Thursday, March 26, 2015

Cars That Drive Themselves - Why???????

The sole intent is to control the driver.  Report on the drivers action in real time for black box recording and/or real time transmission of all data regarding the operation of a vehicle.
  
Ford cars slow when they see speed-limit signs

The initial title of this blog entry was Driver less Cars - Why?  What is the point?  I picture a driver less car where the drivers devotes full time to the browsing the Internet while the car takes them to the destination.

The most stupid idea I can imagine!!!  However, nothing can be this stupid and have so much money invested in it without a purpose.

What is the purpose?

The cars will not be driver less.  The driver will sit behind the wheel, eyes on the road always ready to take command and control to over-ride the autonomous self-driving operation.  In the event of an accident caused by the driver failing to take control of the situation to exercise good judgment?  What will the driver say regarding their ultimate responsibility for safe operation?

The car made me do it?

Maybe it did.  Maybe the exact cause can be found in the failure of hard-ware and software systems designed to control the car and the failure could not be corrected by the driver within human response time of wet-ware and judgment application response time.

On the other hand, hardware and software systems designed to drive a car without constant human control (like speed control on steroids) will probably be less error prone than the average human driver.  For example:  Aviation accidents are investigated thoroughly.  Automated command and control systems operate the aircraft but most often the conclusion is that the accident was caused by pilot error like putting the wheels down on an amphibian aircraft when intending to land on water.  I am on the waiting list for delivery of an Icon A-5.  Land or water landing an the associated aircraft configuration is an important judgment decision.

I am becoming convinced here that the true purpose is not to create a driver less car and demonstrate is feasibility by controlling the car  from coast to coast or anywhere else without a human in the car but to ultimately place hardware and software systems control over the human driver of the car as well as recording for information generation purposes all actions the driver takes and the time and spatial environment in which they were taken.

This link is an excellent example of what I mean.  The Progressive Insurance dongle is another example that I have blogged about.  So is the Oregon plan to charge for road usage by mileage driven rather than a gasoline tax.  A plan that I have also blogged about.  So are the patents that Google holds on drawing and recording extensive information from automobile computer systems.

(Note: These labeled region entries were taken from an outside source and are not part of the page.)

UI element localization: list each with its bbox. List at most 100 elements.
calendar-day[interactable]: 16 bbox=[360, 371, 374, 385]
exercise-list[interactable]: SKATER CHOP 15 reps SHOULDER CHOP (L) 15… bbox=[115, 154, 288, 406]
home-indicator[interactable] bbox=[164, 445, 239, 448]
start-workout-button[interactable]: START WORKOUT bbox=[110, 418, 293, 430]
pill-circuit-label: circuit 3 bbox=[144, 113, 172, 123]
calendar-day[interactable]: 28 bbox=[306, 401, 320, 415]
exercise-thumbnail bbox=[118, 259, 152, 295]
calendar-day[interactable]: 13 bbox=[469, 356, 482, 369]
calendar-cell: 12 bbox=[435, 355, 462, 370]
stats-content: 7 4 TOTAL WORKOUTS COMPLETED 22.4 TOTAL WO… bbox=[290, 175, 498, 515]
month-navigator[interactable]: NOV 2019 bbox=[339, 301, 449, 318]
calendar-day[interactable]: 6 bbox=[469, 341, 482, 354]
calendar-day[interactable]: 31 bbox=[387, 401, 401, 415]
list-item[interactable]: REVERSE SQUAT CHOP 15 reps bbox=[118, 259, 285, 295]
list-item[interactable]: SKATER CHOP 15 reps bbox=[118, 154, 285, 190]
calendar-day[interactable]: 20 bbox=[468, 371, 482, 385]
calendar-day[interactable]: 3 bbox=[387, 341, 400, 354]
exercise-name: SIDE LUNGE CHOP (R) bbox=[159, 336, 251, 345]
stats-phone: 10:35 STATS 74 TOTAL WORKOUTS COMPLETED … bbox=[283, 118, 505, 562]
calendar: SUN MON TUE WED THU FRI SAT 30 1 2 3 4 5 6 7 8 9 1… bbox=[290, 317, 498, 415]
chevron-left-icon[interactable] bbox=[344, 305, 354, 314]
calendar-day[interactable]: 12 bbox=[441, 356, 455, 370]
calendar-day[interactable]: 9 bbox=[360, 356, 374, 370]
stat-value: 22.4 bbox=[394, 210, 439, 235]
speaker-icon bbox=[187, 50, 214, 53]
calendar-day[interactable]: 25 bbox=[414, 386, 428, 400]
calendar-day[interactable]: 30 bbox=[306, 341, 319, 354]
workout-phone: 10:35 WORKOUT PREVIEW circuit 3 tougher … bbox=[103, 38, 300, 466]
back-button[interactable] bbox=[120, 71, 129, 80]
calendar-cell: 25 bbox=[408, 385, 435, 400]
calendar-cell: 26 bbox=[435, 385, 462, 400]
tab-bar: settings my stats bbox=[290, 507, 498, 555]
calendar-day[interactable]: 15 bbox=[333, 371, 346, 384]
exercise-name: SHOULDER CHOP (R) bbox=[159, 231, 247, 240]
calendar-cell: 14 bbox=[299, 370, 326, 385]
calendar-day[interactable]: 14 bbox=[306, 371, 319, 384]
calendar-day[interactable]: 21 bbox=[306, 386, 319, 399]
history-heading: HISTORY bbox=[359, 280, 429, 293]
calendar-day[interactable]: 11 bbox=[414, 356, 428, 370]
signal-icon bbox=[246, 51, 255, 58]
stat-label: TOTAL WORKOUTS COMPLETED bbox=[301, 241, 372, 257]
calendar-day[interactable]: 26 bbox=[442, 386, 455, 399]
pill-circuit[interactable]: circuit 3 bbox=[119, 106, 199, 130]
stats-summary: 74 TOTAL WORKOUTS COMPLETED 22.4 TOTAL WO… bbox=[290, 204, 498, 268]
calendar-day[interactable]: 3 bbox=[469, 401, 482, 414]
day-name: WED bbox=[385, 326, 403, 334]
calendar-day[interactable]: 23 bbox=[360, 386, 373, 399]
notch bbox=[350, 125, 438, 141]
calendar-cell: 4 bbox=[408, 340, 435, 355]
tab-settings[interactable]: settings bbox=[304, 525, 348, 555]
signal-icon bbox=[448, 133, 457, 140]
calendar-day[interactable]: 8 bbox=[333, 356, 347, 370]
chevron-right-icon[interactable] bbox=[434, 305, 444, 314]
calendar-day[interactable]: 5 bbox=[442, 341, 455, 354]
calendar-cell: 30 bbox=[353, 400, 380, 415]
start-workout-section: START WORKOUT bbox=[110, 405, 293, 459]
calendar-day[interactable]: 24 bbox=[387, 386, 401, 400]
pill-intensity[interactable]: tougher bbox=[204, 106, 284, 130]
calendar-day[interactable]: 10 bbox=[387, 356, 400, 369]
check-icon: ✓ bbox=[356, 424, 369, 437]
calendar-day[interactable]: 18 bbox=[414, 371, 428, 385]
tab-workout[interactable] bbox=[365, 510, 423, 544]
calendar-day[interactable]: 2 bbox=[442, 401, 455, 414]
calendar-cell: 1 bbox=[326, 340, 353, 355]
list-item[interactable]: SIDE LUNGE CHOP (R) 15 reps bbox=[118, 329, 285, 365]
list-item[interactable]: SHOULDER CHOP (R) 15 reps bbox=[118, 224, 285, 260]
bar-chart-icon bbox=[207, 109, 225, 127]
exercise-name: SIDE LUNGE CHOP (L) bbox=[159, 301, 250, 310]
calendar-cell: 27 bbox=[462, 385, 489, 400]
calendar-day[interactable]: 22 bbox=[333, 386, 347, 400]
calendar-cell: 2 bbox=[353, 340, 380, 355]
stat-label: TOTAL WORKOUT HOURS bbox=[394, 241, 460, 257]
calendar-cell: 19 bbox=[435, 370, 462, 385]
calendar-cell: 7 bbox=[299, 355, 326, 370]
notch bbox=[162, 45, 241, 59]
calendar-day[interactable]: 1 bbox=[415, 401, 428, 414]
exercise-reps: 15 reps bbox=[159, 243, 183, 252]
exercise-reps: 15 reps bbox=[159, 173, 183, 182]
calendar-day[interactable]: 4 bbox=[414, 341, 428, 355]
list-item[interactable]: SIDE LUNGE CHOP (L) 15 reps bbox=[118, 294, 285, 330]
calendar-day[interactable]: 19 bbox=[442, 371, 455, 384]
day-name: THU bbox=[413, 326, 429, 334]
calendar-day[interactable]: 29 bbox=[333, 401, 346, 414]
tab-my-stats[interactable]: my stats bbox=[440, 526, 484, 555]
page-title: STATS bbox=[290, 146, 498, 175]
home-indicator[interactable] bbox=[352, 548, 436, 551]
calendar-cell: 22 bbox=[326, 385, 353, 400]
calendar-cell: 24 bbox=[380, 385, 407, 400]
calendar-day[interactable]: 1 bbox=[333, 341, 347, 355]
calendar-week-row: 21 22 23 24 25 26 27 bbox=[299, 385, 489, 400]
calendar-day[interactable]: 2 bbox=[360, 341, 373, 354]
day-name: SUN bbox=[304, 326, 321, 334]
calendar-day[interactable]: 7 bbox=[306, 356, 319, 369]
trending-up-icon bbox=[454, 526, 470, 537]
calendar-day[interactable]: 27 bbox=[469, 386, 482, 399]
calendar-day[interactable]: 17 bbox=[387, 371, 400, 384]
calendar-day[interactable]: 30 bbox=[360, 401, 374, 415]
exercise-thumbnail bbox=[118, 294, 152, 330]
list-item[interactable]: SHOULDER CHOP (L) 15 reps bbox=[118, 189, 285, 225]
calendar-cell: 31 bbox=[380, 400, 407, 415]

The sole intent is to control the driver.  Report on the drivers action in real time for black box recording and/or real time transmission of all data regarding the operation of a vehicle.

There will never be a car that drives around without an occupant.  Not even to drive itself up to a house to beep a horn or play the copyrighted tune that says your pizza is here.

The sole intent is to control the driver.  It is not to control the car.

That is such a good bottom line that I am going to leave it at the bottom but copy it and put it on the top as well.  It is the start and end of the most important answer to the subject question.  The follow on question is:  Why don't we see readily what the real purpose is when the simple term used to describe to idea is "Driver less car".

My spell checker tells me that "driverless" is not a word.  Therefore I use "driver less" which is a good term.  It means that the human driver will drive less and be monitored more.  Someday I expect that "driverless" will creep into the lexicon and be accepted as a legitimate word.  However, "monitored more" will never become "monitoredmore" as applicable to a human driver.  It is a clever framing of the issue that disguises the fact that the temperature of personal monitoring is approaching the boiling point without our recognition that we are being boiled.

Perhaps live lobsters would feel less pain if the same was applied to them rather than immediate immersion in the boiling water.  In either case they have no control over the process that leads to a conclusion.

An interesting comment I read at a later date:

"We are all beta testers for robots."